FILE PHOTO: A health worker in personal protective equipment stands near displaced people waiting for the burial of suspected Ebola victims at the Kigonze displaced persons camp, one month after an outbreak was declared, in Bunia, eastern Democratic Republic of Congo, June 18, 2026. REUTERS/Gradel Muyisa Mumbere//File Photo/File Photo
FILE PHOTO: A health worker in personal protective equipment stands near displaced people waiting for the burial of suspected Ebola victims at the Kigonze displaced persons camp, one month after an outbreak was declared, in Bunia, eastern Democratic Republic of Congo, June 18, 2026. REUTERS/Gradel Muyisa Mumbere//File Photo/File Photo

The transport of Ebola victims' bodies between different areas of the Democratic Republic of Congo, often for funerals in their home communities, risks further spreading the virus, the UN migration agency said on Friday.

More than 2,000 Ebola cases and 700 deaths have been recorded in Congo and neighboring Uganda as of July 14, and around two-thirds of the deaths occurred outside clinics or ⁠hospitals, said the International ⁠Organization for Migration.

The often fatal viral disease spreads through direct contact with bodily fluids from infected people or animals, and causes symptoms that can include high fever, vomiting and internal and external bleeding.
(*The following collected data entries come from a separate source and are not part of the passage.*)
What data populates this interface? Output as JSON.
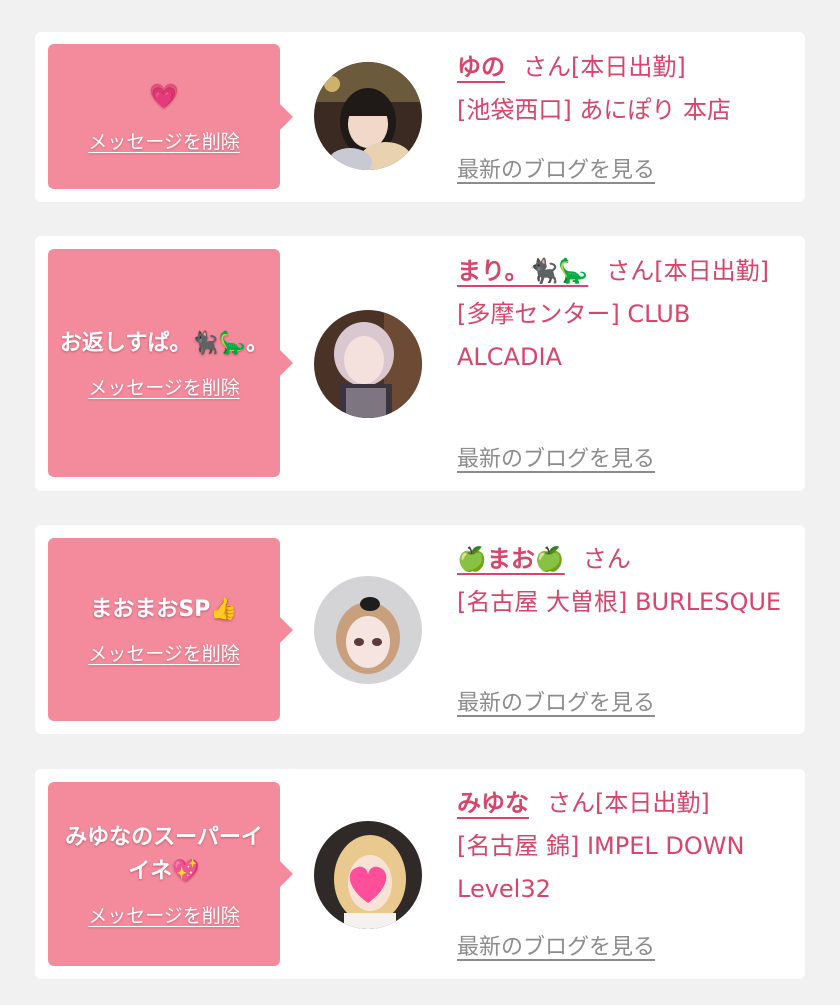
{
  "cards": [
    {
      "bubble_emoji": "💗",
      "bubble_text": "",
      "delete_label": "メッセージを削除",
      "name": "ゆの",
      "name_suffix": "さん[本日出勤]",
      "shop": "[池袋西口] あにぽり 本店",
      "blog_link": "最新のブログを見る"
    },
    {
      "bubble_emoji": "",
      "bubble_text": "お返しすぱ。🐈‍⬛🦕。",
      "delete_label": "メッセージを削除",
      "name": "まり。🐈‍⬛🦕",
      "name_suffix": "さん[本日出勤]",
      "shop": "[多摩センター] CLUB ALCADIA",
      "blog_link": "最新のブログを見る"
    },
    {
      "bubble_emoji": "",
      "bubble_text": "まおまおSP👍",
      "delete_label": "メッセージを削除",
      "name": "🍏まお🍏",
      "name_suffix": "さん",
      "shop": "[名古屋 大曽根] BURLESQUE",
      "blog_link": "最新のブログを見る"
    },
    {
      "bubble_emoji": "",
      "bubble_text": "みゆなのスーパーイイネ💖",
      "delete_label": "メッセージを削除",
      "name": "みゆな",
      "name_suffix": "さん[本日出勤]",
      "shop": "[名古屋 錦] IMPEL DOWN Level32",
      "blog_link": "最新のブログを見る"
    }
  ],
  "colors": {
    "page_background": "#f1f1f2",
    "card_background": "#ffffff",
    "bubble": "#f48b9d",
    "accent_text": "#d8456a",
    "blog_link": "#8c8c8c"
  }
}
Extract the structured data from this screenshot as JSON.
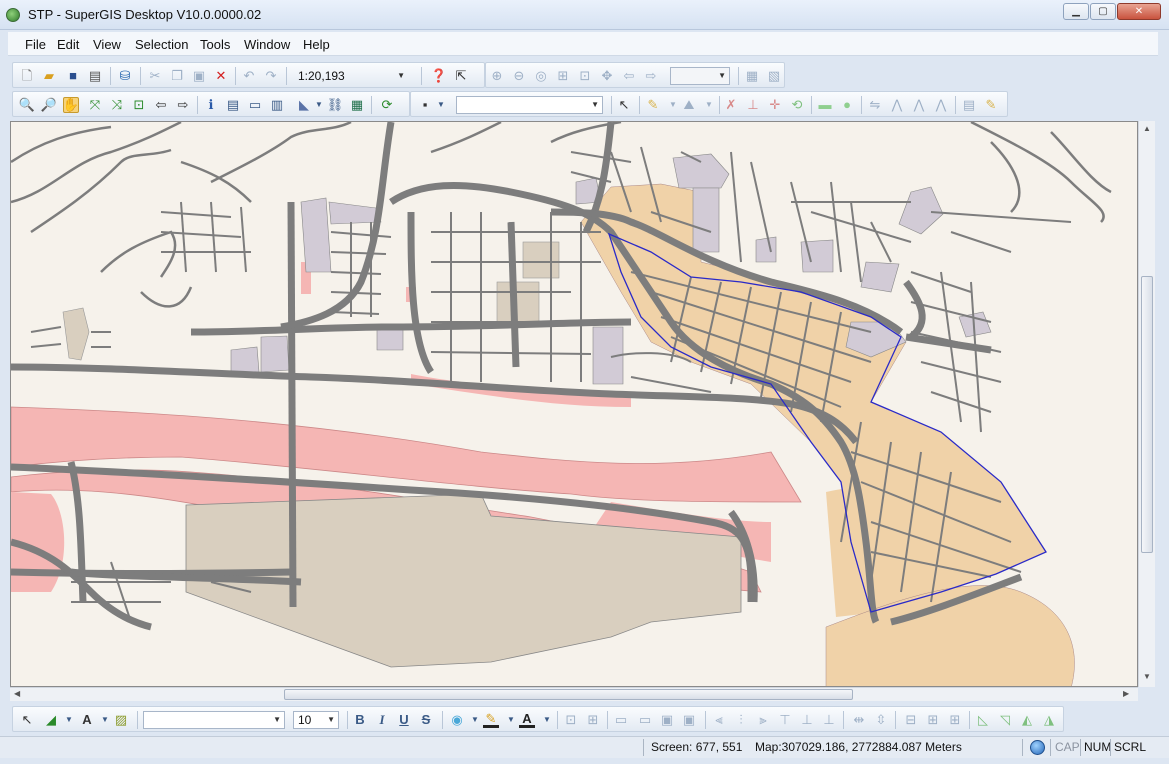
{
  "window": {
    "title": "STP - SuperGIS Desktop V10.0.0000.02",
    "minimize": "▁",
    "maximize": "▢",
    "close": "✕"
  },
  "menu": [
    "File",
    "Edit",
    "View",
    "Selection",
    "Tools",
    "Window",
    "Help"
  ],
  "standard_toolbar": {
    "scale_value": "1:20,193"
  },
  "text_toolbar": {
    "font_size": "10",
    "bold_label": "B",
    "italic_label": "I",
    "underline_label": "U",
    "strike_label": "S"
  },
  "status": {
    "screen": "Screen: 677, 551",
    "map": "Map:307029.186, 2772884.087 Meters",
    "cap": "CAP",
    "num": "NUM",
    "scrl": "SCRL"
  },
  "map_colors": {
    "background": "#f6f2eb",
    "road": "#7d7d7d",
    "urban": "#f0d2a8",
    "river_flood": "#f5b6b4",
    "industrial": "#d9cfbf",
    "public": "#d2cbd6",
    "selection_outline": "#2a2ac8"
  }
}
This ⁠particular epidemic is caused by the Bundibugyo strain of the virus.

Ebola remains highly infectious after death, making funeral practices a critical component of outbreak control.

"If we don't really manage the dead bodies well, if we don't engage the community ... then it means there will be more spread within the community," Reuters quoted Andrew Mbala from IOM as saying.
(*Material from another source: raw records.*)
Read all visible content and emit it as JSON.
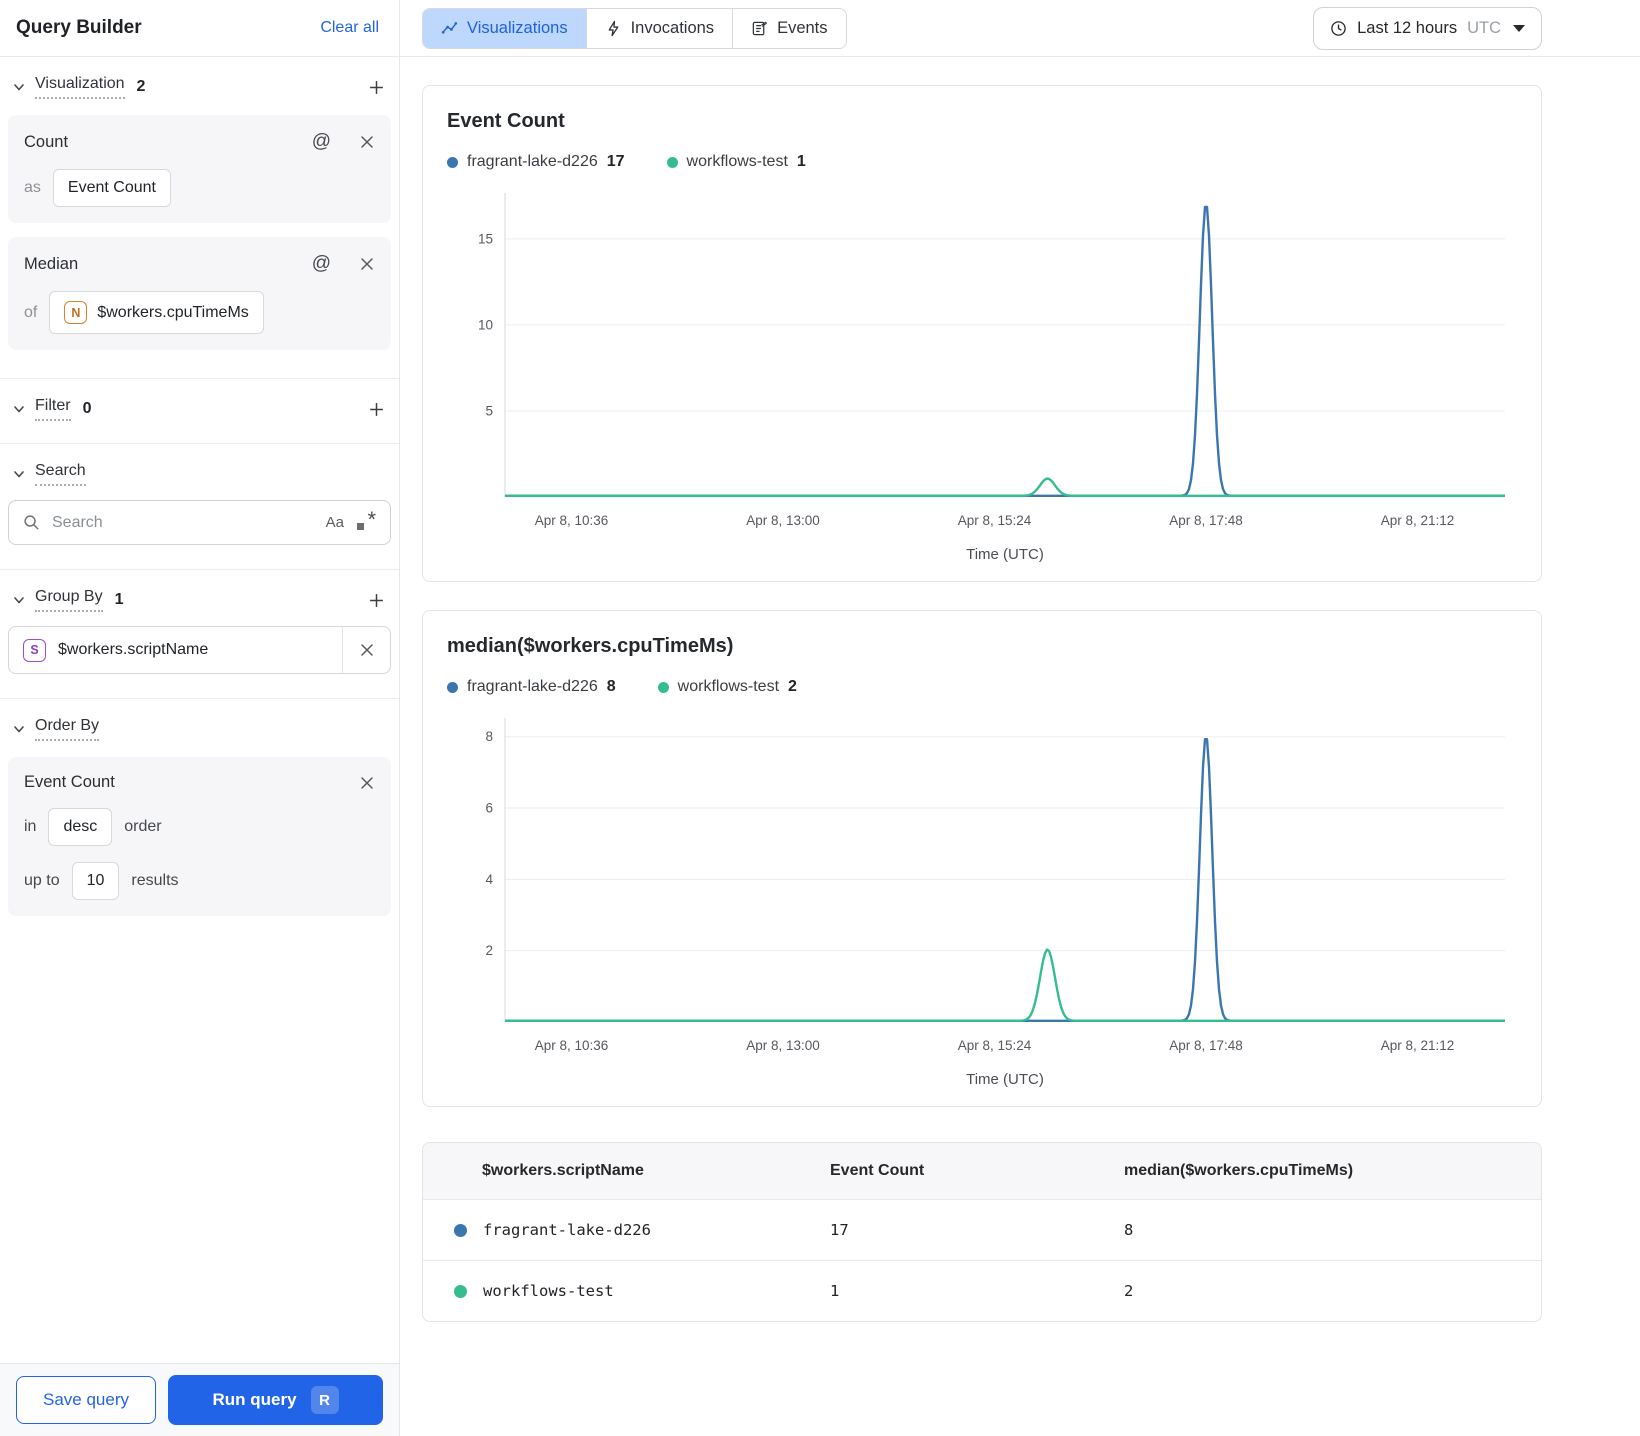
{
  "colors": {
    "accent": "#2264e8",
    "series_blue": "#3B76AF",
    "series_green": "#35BD8E"
  },
  "sidebar": {
    "title": "Query Builder",
    "clear_all": "Clear all",
    "at_icon": "@",
    "visualization": {
      "label": "Visualization",
      "count": "2"
    },
    "count_card": {
      "title": "Count",
      "as_label": "as",
      "value": "Event Count"
    },
    "median_card": {
      "title": "Median",
      "of_label": "of",
      "badge": "N",
      "value": "$workers.cpuTimeMs"
    },
    "filter": {
      "label": "Filter",
      "count": "0"
    },
    "search": {
      "label": "Search",
      "placeholder": "Search",
      "case_icon": "Aa",
      "regex_asterisk": "*"
    },
    "group_by": {
      "label": "Group By",
      "count": "1",
      "item": {
        "badge": "S",
        "value": "$workers.scriptName"
      }
    },
    "order_by": {
      "label": "Order By",
      "card": {
        "title": "Event Count",
        "in_label": "in",
        "direction": "desc",
        "order_label": "order",
        "up_to_label": "up to",
        "limit": "10",
        "results_label": "results"
      }
    },
    "save_button": "Save query",
    "run_button": "Run query",
    "run_shortcut": "R"
  },
  "header": {
    "tabs": [
      {
        "label": "Visualizations",
        "active": true
      },
      {
        "label": "Invocations",
        "active": false
      },
      {
        "label": "Events",
        "active": false
      }
    ],
    "time_range": {
      "label": "Last 12 hours",
      "zone": "UTC"
    }
  },
  "chart_data": [
    {
      "type": "line",
      "title": "Event Count",
      "xlabel": "Time (UTC)",
      "x_ticks": [
        "Apr 8, 10:36",
        "Apr 8, 13:00",
        "Apr 8, 15:24",
        "Apr 8, 17:48",
        "Apr 8, 21:12"
      ],
      "y_ticks": [
        5,
        10,
        15
      ],
      "ylim": [
        0,
        17.2
      ],
      "grid": true,
      "legend_position": "top",
      "legend": [
        {
          "name": "fragrant-lake-d226",
          "value": 17,
          "color": "#3B76AF"
        },
        {
          "name": "workflows-test",
          "value": 1,
          "color": "#35BD8E"
        }
      ],
      "series": [
        {
          "name": "fragrant-lake-d226",
          "color": "#3B76AF",
          "baseline": 0,
          "peaks": [
            {
              "x_frac": 0.701,
              "value": 17,
              "sigma": 0.0062,
              "time": "Apr 8, 17:48"
            }
          ]
        },
        {
          "name": "workflows-test",
          "color": "#35BD8E",
          "baseline": 0,
          "peaks": [
            {
              "x_frac": 0.5425,
              "value": 1,
              "sigma": 0.0075,
              "time": "~Apr 8, 15:40"
            }
          ]
        }
      ]
    },
    {
      "type": "line",
      "title": "median($workers.cpuTimeMs)",
      "xlabel": "Time (UTC)",
      "x_ticks": [
        "Apr 8, 10:36",
        "Apr 8, 13:00",
        "Apr 8, 15:24",
        "Apr 8, 17:48",
        "Apr 8, 21:12"
      ],
      "y_ticks": [
        2,
        4,
        6,
        8
      ],
      "ylim": [
        0,
        8.3
      ],
      "grid": true,
      "legend_position": "top",
      "legend": [
        {
          "name": "fragrant-lake-d226",
          "value": 8,
          "color": "#3B76AF"
        },
        {
          "name": "workflows-test",
          "value": 2,
          "color": "#35BD8E"
        }
      ],
      "series": [
        {
          "name": "fragrant-lake-d226",
          "color": "#3B76AF",
          "baseline": 0,
          "peaks": [
            {
              "x_frac": 0.701,
              "value": 8,
              "sigma": 0.0062,
              "time": "Apr 8, 17:48"
            }
          ]
        },
        {
          "name": "workflows-test",
          "color": "#35BD8E",
          "baseline": 0,
          "peaks": [
            {
              "x_frac": 0.5425,
              "value": 2,
              "sigma": 0.0075,
              "time": "~Apr 8, 15:40"
            }
          ]
        }
      ]
    }
  ],
  "table": {
    "columns": [
      "$workers.scriptName",
      "Event Count",
      "median($workers.cpuTimeMs)"
    ],
    "rows": [
      {
        "color": "#3B76AF",
        "name": "fragrant-lake-d226",
        "values": [
          "17",
          "8"
        ]
      },
      {
        "color": "#35BD8E",
        "name": "workflows-test",
        "values": [
          "1",
          "2"
        ]
      }
    ]
  }
}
IOM officials said the ⁠transport ⁠of bodies across districts within Congo was a particular challenge as families seek to bury relatives in their home communities.

"There hasn't been any crossing of dead bodies to another country, but we have seen a lot of crossings of dead bodies within the country," said Mbala.

Such movement risks carrying the virus into new areas if bodies are not handled safely, the IOM warned.